The data presented were from the REALISTIC (RA Evaluation in Subjects Receiving TNF Inhibitor Certolizumab Pegol) multicenter phase IIIb study, which included a 12-week, randomized, double-blind (DB), placebo-controlled phase followed by an open-label extension (OLE) (≥16 weeks).
REALISTIC was designed to investigate the safety and efficacy of CZP in a broad patient population with active RA more closely resembling routine clinical practice, versus the pivotal trials, including patients with/without prior TNF-inhibitor exposure, with/without concomitant methotrexate or other disease-modifying anti-rheumatic drugs (DMARDs); and varying lengths of disease duration.
The primary endpoint of an ACR20 score at week 12 was met.
At Week 12, more than half (51.1%) of patients in the CZP treatment group achieved ACR20 response versus the control group (25.9%).
Additional efficacy evaluated in the trial included ACR50/70 response rates, as well as the DAS28[CRP] disease activity score and the Health Assessment Questionnaire-Disability Index (HAQ-DI) measuring physical function.
Clinical responses among patients in the CZP treatment group were rapid. ACR 20/50 responses were significantly superior to control (31.8% vs 8.5% and 9.6% vs 1.4%, p<0.001 for both) from the first time point (week 2) onwards.
Significant improvements in DAS28[CRP] were reported among patients treated with CZP vs. the placebo group.
In addition, CZP patients reported rapid and significant improvements in HAQ-DI vs. placebo at the first time point measured (week 2).
Similar ACR20 responses were seen across the various patient populations regardless of baseline disease duration or activity; baseline use of methotrexate; or prior use of TNF-inhibitors.

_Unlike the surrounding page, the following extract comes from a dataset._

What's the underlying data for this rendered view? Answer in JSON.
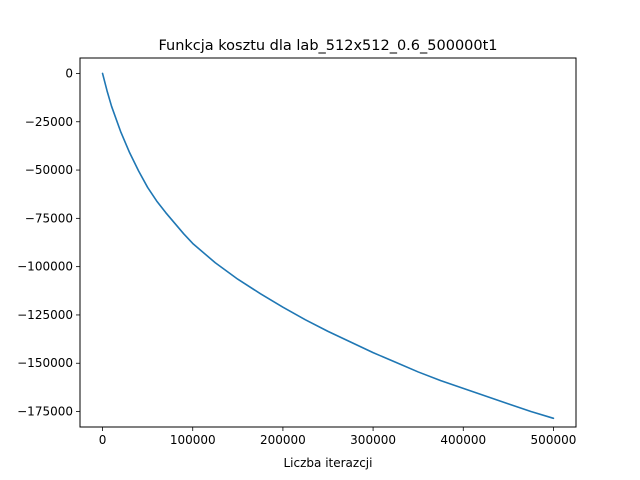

ACR50 and ACR70 responses at week 12 were 26.6% and 13% for patients treated with CZP compared to the placebo group (9.9% and 2.8% respectively).
Treatment with CZP was generally well tolerated.
Adverse and serious adverse event rates were comparable between CZP and placebo treatment groups with no new safety signals observed through week 12.
The most common serious infections were lower respiratory tract and lung infections.
The most common adverse events were infections and infestations, musculoskeletal and connective tissue disorders, and nervous system disorders.